Spring frost (or radiation frost) is particularly harmful to fruit trees. It typically happens during the springtime when a combination of cloudless nights with little or no wind, low humidity and low temperature generate sub-zero conditions for an extended period of time. As the sun sets, heat is irradiated from the ground and reflected into the atmosphere. On regular days, this heat will protect the tree from exposure to low temperatures that are common during spring. But if there are no clouds to slow down this flow of energy, and no wind to mix air layers, a cold air layer will form close to the ground while hot air will rise up to the higher parts of the atmosphere leaving temperatures near the surface to drop below freezing point.
Damage from spring frosts may range from damaged buds or flowers, ruined fruit, poor crop quality to even full tree loss, and can be devastating to farmers and the local economy. The good news is that there are ways to mitigate and control it.

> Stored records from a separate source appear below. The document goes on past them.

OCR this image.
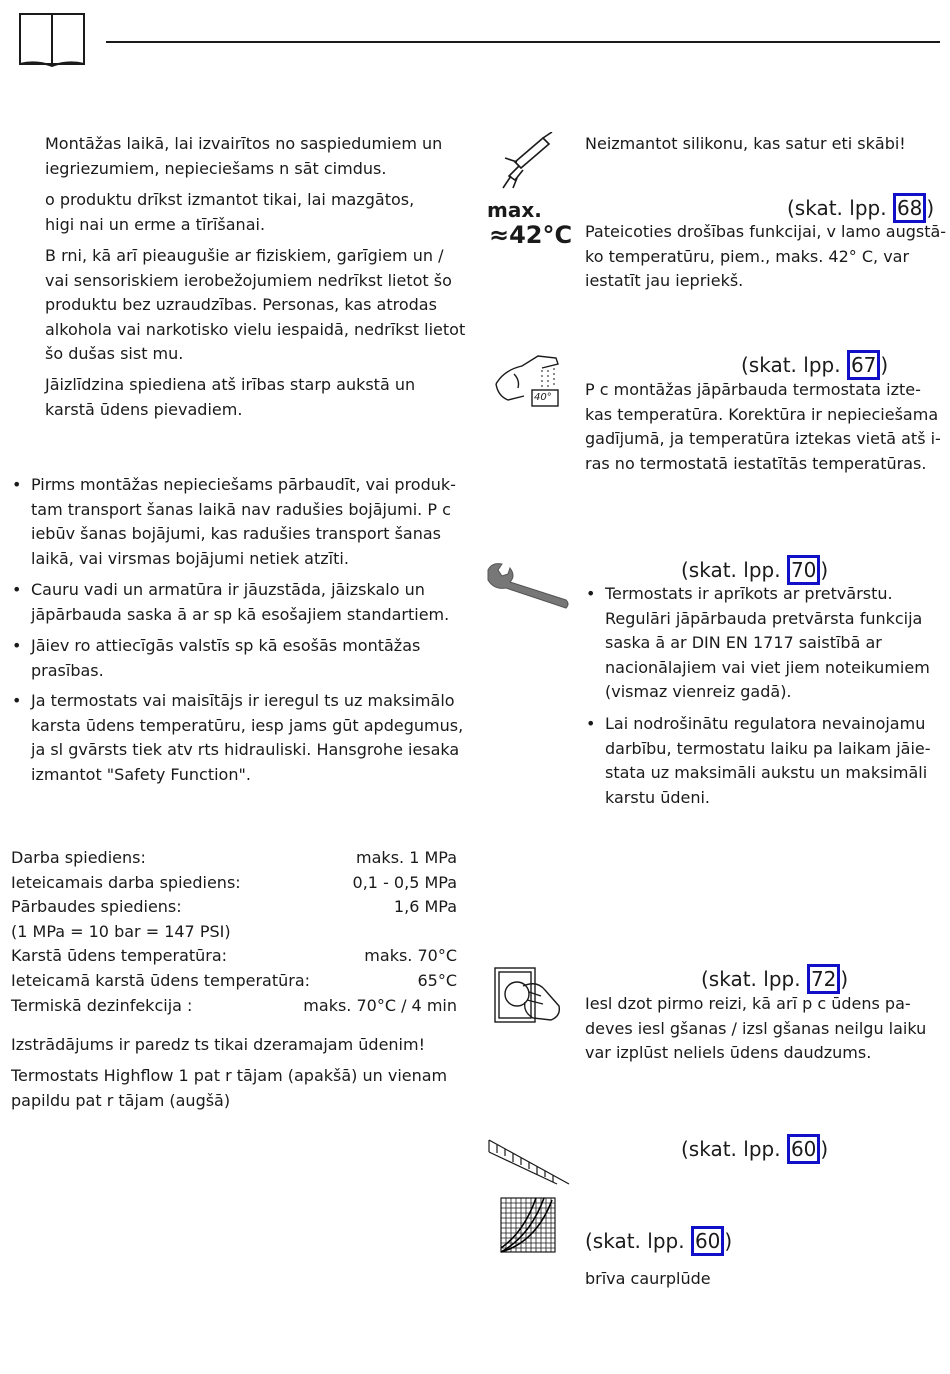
Montāžas laikā, lai izvairītos no saspiedumiem un
iegriezumiem, nepieciešams n sāt cimdus.

o produktu drīkst izmantot tikai, lai mazgātos,
higi nai un erme a tīrīšanai.

B rni, kā arī pieaugušie ar fiziskiem, garīgiem un /
vai sensoriskiem ierobežojumiem nedrīkst lietot šo
produktu bez uzraudzības. Personas, kas atrodas
alkohola vai narkotisko vielu iespaidā, nedrīkst lietot
šo dušas sist mu.

Jāizlīdzina spiediena atš irības starp aukstā un
karstā ūdens pievadiem.

• Pirms montāžas nepieciešams pārbaudīt, vai produk-
tam transport šanas laikā nav radušies bojājumi. P c
iebūv šanas bojājumi, kas radušies transport šanas
laikā, vai virsmas bojājumi netiek atzīti.
• Cauru vadi un armatūra ir jāuzstāda, jāizskalo un
jāpārbauda saska ā ar sp kā esošajiem standartiem.
• Jāiev ro attiecīgās valstīs sp kā esošās montāžas
prasības.
• Ja termostats vai maisītājs ir ieregul ts uz maksimālo
karsta ūdens temperatūru, iesp jams gūt apdegumus,
ja sl gvārsts tiek atv rts hidrauliski. Hansgrohe iesaka
izmantot "Safety Function".
Darba spiediens:	maks. 1 MPa
Ieteicamais darba spiediens:	0,1 - 0,5 MPa
Pārbaudes spiediens:	1,6 MPa
(1 MPa = 10 bar = 147 PSI)
Karstā ūdens temperatūra:	maks. 70°C
Ieteicamā karstā ūdens temperatūra:	65°C
Termiskā dezinfekcija :	maks. 70°C / 4 min

Izstrādājums ir paredz ts tikai dzeramajam ūdenim!

Termostats Highflow 1 pat r tājam (apakšā) un vienam
papildu pat r tājam (augšā)

Neizmantot silikonu, kas satur eti skābi!

max.
≈42°C
(skat. lpp. 68 )

Pateicoties drošības funkcijai, v lamo augstā-
ko temperatūru, piem., maks. 42° C, var
iestatīt jau iepriekš.

40°
(skat. lpp. 67 )

P c montāžas jāpārbauda termostata izte-
kas temperatūra. Korektūra ir nepieciešama
gadījumā, ja temperatūra iztekas vietā atš i-
ras no termostatā iestatītās temperatūras.

(skat. lpp. 70 )
• Termostats ir aprīkots ar pretvārstu.
Regulāri jāpārbauda pretvārsta funkcija
saska ā ar DIN EN 1717 saistībā ar
nacionālajiem vai viet jiem noteikumiem
(vismaz vienreiz gadā).
• Lai nodrošinātu regulatora nevainojamu
darbību, termostatu laiku pa laikam jāie-
stata uz maksimāli aukstu un maksimāli
karstu ūdeni.
(skat. lpp. 72 )

Iesl dzot pirmo reizi, kā arī p c ūdens pa-
deves iesl gšanas / izsl gšanas neilgu laiku
var izplūst neliels ūdens daudzums.

(skat. lpp. 60 )
(skat. lpp. 60 )

brīva caurplūde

Frost protection methods keep trees at temperatures above the damage threshold.
Common methods used to protect fields and plantations from radiation frost include smokers, wind machines and propane burners. Naturally, there are pros and cons to each method. The proper choice depends on many factors such as the farm’s topography, cost of the equipment, operational costs and labor requirements.
Using sprinkler systems is among the most popular methods of frost protection due to their efficacy and cost-effectiveness.
During a radiation frost, crops are continuously sprayed with water above the canopy, that turns to ice. The freezing process releases latent heat which creates a micro climate and warms the air near the trees. For every 1 gram of water, 80 calories of energy is released. In addition, a thin layer of ice is created on the leaves that continually forms and melts so that water inside the plant cells will not freeze and the air surrounding the plant will not drop significantly below freezing point.
The frost protection system should be activated when temperatures start to fall below 2.5°C. The shutdown time is only in the morning after the frost event, when all the ice on leaves and trees is melted.
Encasing sensitive plants in a layer of ice may seem like the last thing you’d want to do. But it is highly effective in preventing or mitigating damage from spring frosts, and has several other benefits:
Frost protection using sprinklers requires the system to apply a consistent layer of water on the crop during the entire frost event until temperatures are back to safe levels.
Unlike irrigation systems that can irrigate different plots in shifts, frost protection systems need to cover the entire orchard while maintaining a high flow rate. This results in high system costs, especially from pumping, head control and mainlines. This is where targeted water application rather than full coverage can make a huge difference.
To achieve cost-effective protection, it is advised to design the system in a way that sprinklers are only applying water on the trees and not between the crop rows. For example, if the canopy area covers only 50 percent of the total surface, as in a vineyard, and the sprinklers apply water only on the canopy and not on bare ground, for an application rate of 5mm/hour required for good protection, the system main line will only need to deliver 2.5mm/hour. This will reduce the system cost by 30-40% compared to a full coverage sprinkler system.